No puedo enumerar la cantidad de cosas que me enseñasteis, lo fuerte que me hacéis sentir, ni lo libre y protegida que me encuentro siempre a vuestro lado.
¿Quién me iba a decir la primera vez que te abalanzaste sobre mí para saludarme que te convertirías en uno de mis principales pilares en la vida?
Así que, Inés, esta carta es para darte las gracias. Siempre me las das tú a mí, siempre me escribes cartas y me las lees en alto, y ya es hora de hacerlo yo. Porque tú me salvaste, yo te salvé, nos salvamos. Porque a veces nos callamos mensajes de amor que pueden iluminarle el día a quienes tenemos cerca.
Gracias por aparecer ese día en la puerta del instituto, gracias por ayudarme con mis dramas familiares, por llevarme a merendar tortitas todas las tardes, por ayudarme con mis proyectos sin futuro, por pedirme ayuda cuando la has necesitado, por brindármela cuando la he necesitado yo, por venirte a vivir a casa a los 18 y a los 20, por dejarme vivir en la tuya a los 23, por plantarle cara a quien yo no era capaz de enfrentarme, por cambiar mi llanto por alegría, por abrazarme, por mimarme y por estar a mi lado estos trece años.
Ojalá te hubiese conocido antes, ojalá hubiésemos jugado juntas a las muñecas y a los coches, ojalá hubiera podido compartir contigo la Game Boy Color, ojalá nos hubiésemos caído juntas de la bici cuando aprendíamos a montar y ojalá hubiese estado a tu lado en aquellas tardes en las que estuviste sola en esa casa. Te prometo que te hubiera dado la mano y te hubiera dicho que tuvieses paciencia, que Gonzalo y yo seríamos la mejor familia del mundo.

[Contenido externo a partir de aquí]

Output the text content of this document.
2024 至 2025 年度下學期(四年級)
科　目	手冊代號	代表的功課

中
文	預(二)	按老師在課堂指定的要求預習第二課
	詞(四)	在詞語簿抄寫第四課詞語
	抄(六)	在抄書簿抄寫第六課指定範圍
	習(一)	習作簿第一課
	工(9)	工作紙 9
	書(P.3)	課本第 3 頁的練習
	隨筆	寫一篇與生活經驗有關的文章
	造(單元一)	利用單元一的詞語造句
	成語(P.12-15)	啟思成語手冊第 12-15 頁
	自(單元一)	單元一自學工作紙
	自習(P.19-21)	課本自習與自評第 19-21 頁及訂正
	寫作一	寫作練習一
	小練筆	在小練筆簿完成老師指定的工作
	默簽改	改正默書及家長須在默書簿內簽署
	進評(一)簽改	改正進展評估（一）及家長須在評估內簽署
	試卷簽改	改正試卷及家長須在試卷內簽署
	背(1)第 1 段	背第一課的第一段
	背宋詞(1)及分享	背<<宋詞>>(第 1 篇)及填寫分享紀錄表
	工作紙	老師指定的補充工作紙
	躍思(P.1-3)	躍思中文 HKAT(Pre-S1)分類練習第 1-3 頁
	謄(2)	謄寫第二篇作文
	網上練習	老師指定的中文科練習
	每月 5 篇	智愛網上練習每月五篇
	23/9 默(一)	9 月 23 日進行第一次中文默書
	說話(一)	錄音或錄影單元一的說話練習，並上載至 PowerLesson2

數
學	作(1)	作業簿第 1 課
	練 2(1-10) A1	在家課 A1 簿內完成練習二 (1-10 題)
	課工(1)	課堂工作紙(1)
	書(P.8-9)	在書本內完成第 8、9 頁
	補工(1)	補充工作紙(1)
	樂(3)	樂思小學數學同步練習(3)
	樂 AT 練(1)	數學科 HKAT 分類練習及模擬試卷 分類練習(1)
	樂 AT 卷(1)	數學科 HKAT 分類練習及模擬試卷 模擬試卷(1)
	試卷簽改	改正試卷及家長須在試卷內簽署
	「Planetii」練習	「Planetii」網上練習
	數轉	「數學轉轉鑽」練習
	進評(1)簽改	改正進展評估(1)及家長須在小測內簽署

No te mentiré porque me conoces de sobra: tuve miedo cuando era adolescente, tuve pensamientos muy negativos sobre mi vida y no sabía si algún día encontraría personas con las que compartir mi mundo. Por suerte, me atreví a buscar más allá, incluso a mirar en la dirección opuesta a la señalada para encontraros a vosotros. Da igual la edad a la que conozcas a las personas que te acompañarán el resto de tu vida, te aseguro que aparecerán y serán para siempre.
Y tú, Inés, o tú que lees esta carta, no tengas miedo de rechazar a quien te hace daño, a separarte de quien te obliga a ser otra persona, a reivindicar tus ideales aunque no sean los mismos que los de los demás, y a gritar lo que quieres y lo que no.
Y no te calles.
La vida es demasiado corta como para vivirla al lado de gente que no disfruta compartiéndola.